Développement continu de l’AI: aucune contribution à l’assainissement en vue

19 septembre 2019 Nouvelles

Le Conseil des Etats s'est penché à son tour sur le dossier «Développement continu de l'AI». Dans sa version actuelle, le projet de modification de la LAI ne contribue en rien à l'objectif d'un remboursement accéléré de la montagne de dettes de l'assurance-invalidité. Le projet de loi retourne au Conseil national pour élimination des divergences.

A l’origine, selon les déclarations du Conseil fédéral, la dette monumentale de l’AI devait être remboursée d’ici à 2024. Lors de la consultation sur le projet de loi qui est aujourd’hui débattu au Parlement, le Gouvernement reportait déjà cette échéance à 2028, pour ensuite la remettre à 2030 dans son message. Aujourd’hui, on estime que la date la plus proche sera fin 2032. En attendant, l’endettement de l’AI envers l’AVS dépasse les dix milliards de francs. Un coup d’œil aux projections de l’Office fédéral des assurances sociales donne même à penser que le terme de 2032 sera bientôt dépassé. L’affirmation selon laquelle l’AI est en cours de restructuration tourne donc de plus en plus à la farce. Pour assainir l’AI dans un délai acceptable, il aurait fallu faire des choix impopulaires sur le dossier du «Développement continu de l’AI» (17.022).

La critique de l’Union patronale suisse (UPS) suscitée par la dernière décision du Conseil des Etats porte essentiellement sur la question de l’allocation versée aux rentiers AI avec enfants. Lors de la session de printemps 2019, le Conseil national avait pourtant décidé de ramener le montant de cette rente pour enfant de 40 à 30 pour cent de la rente principale. Mais voici que la chambre haute ne veut plus en entendre parler. Par le passé pourtant, le Conseil fédéral a lui-même souligné à maintes reprises le problème des incitations négatives liées à cette allocation parentale.

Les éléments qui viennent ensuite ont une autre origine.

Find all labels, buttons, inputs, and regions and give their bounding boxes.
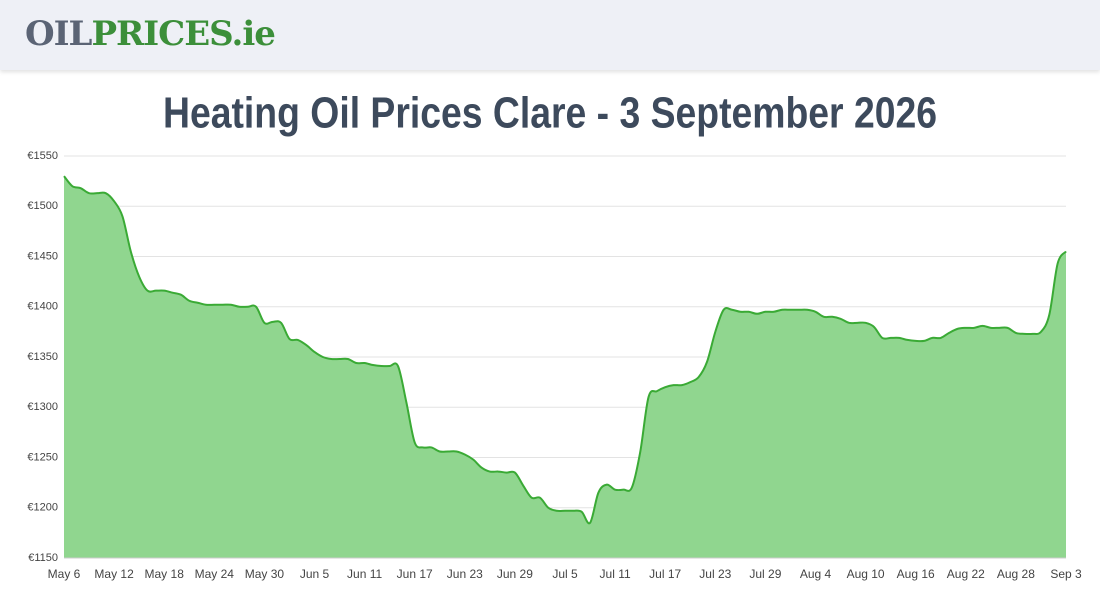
logo-part: OIL [25, 14, 92, 54]
x-tick-label: Jul 11 [600, 567, 631, 581]
x-tick-label: Jun 29 [497, 567, 533, 581]
chart-title: Heating Oil Prices Clare - 3 September 2… [163, 89, 937, 138]
y-tick-label: €1150 [28, 552, 58, 564]
logo-part: .ie [231, 14, 275, 54]
x-tick-label: Jun 11 [347, 567, 382, 581]
y-tick-label: €1200 [27, 502, 58, 514]
y-tick-label: €1300 [27, 401, 58, 413]
x-tick-label: Aug 16 [897, 567, 935, 581]
header: OILPRICES.ie [0, 0, 1100, 70]
x-tick-label: May 24 [195, 567, 235, 581]
y-tick-label: €1400 [27, 301, 58, 313]
area-fill [64, 176, 1066, 558]
x-tick-label: May 18 [145, 567, 185, 581]
x-tick-label: Jun 5 [300, 567, 330, 581]
x-tick-label: Jun 17 [397, 567, 433, 581]
y-tick-label: €1350 [27, 351, 58, 363]
x-tick-label: Jul 17 [649, 567, 681, 581]
x-tick-label: Jul 5 [552, 567, 578, 581]
x-tick-label: Aug 22 [947, 567, 985, 581]
line [63, 175, 1067, 525]
x-tick-label: Aug 28 [997, 567, 1035, 581]
x-tick-label: Aug 10 [847, 567, 885, 581]
x-tick-label: Jun 23 [447, 567, 483, 581]
y-tick-label: €1250 [27, 451, 58, 463]
x-tick-label: Sep 3 [1050, 567, 1082, 581]
logo[interactable]: OILPRICES.ie [25, 14, 276, 54]
x-tick-label: May 30 [245, 567, 285, 581]
x-tick-label: May 6 [48, 567, 81, 581]
y-tick-label: €1500 [27, 200, 58, 212]
x-tick-label: Aug 4 [800, 567, 832, 581]
y-tick-label: €1450 [27, 250, 58, 262]
x-tick-label: Jul 29 [749, 567, 781, 581]
y-tick-label: €1550 [27, 150, 58, 162]
x-tick-label: Jul 23 [699, 567, 731, 581]
logo-part: PRICES [91, 14, 232, 54]
x-tick-label: May 12 [94, 567, 134, 581]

C’est précisément ce type d’aide sociale qui peut conduire à ce que des rentiers AI ayant plusieurs enfants et percevant déjà des rentes très confortables se retrouvent avec un revenu supérieur à celui de familles de la classe moyenne qui travaillent.

Comme l’écrit la «Neue Zürcher Zeitung», un problème sociopolitique épineux risque de se poser à partir du moment où des familles de travailleurs de la classe moyenne ont l’impression que travailler n’en vaut guère la peine puisque des ménages comparables à elles s’en sortent mieux grâce aux prébendes de l’Etat-providence. Contrairement à ce qu’on entend trop souvent dire dans le cadre de ce débat, la NZZ souligne à juste titre que cette réduction d’allocation n’a pas pour but de priver de moyens de subsistance des familles de rentiers dans le besoin. Pour, les employeurs, le Conseil national sera donc bien inspiré de s’en tenir à cette réduction, afin que la réforme contribue, ne serait-ce que modestement, à alléger à long terme la dette de l’AI.

Après quelques allers-retours d’élimination des divergences entre les deux Chambres, le projet présente encore un autre point critique: l’introduction du nouveau système de rente progressif, qui veut qu’à l’avenir, un degré d’invalidité de seulement 70 pour cent donne droit à une rente complète. Cela risque de ruiner d’emblée l’effet incitatif du régime des rentes en faveur de l’insertion professionnelle. Le Conseil fédéral part néanmoins du principe que ce changement de régime peut s’effectuer sans coûts supplémentaires. L’UPS craint au contraire, en raison de la grande complexité du nouveau modèle et de la multiplication prévisible des litiges judiciaires liés à la détermination du degré d’invalidité, que les dépenses de mise en œuvre ne soient sous-estimés et que le nouveau système de rentes ne se révèle en fin de compte beaucoup plus coûteux.

Non content d’avoir ainsi raté l’occasion de renforcer l’incitation à l’intégration professionnelle, le Parlement soutient aussi, hélas, l’intention du Conseil fédéral d’imposer aux entreprises, sous le titre «d’accords de coopération», des quotas d’intégration. Cette mesure réduit à néant l’engagement jusqu’ici volontaire et efficace, au service de l’insertion professionnelle, des employeurs assurant le patronage du réseau Compasso.

Pour les employeurs, dans l’ensemble, les inconvénients du projet l’emportent nettement sur ses avantages.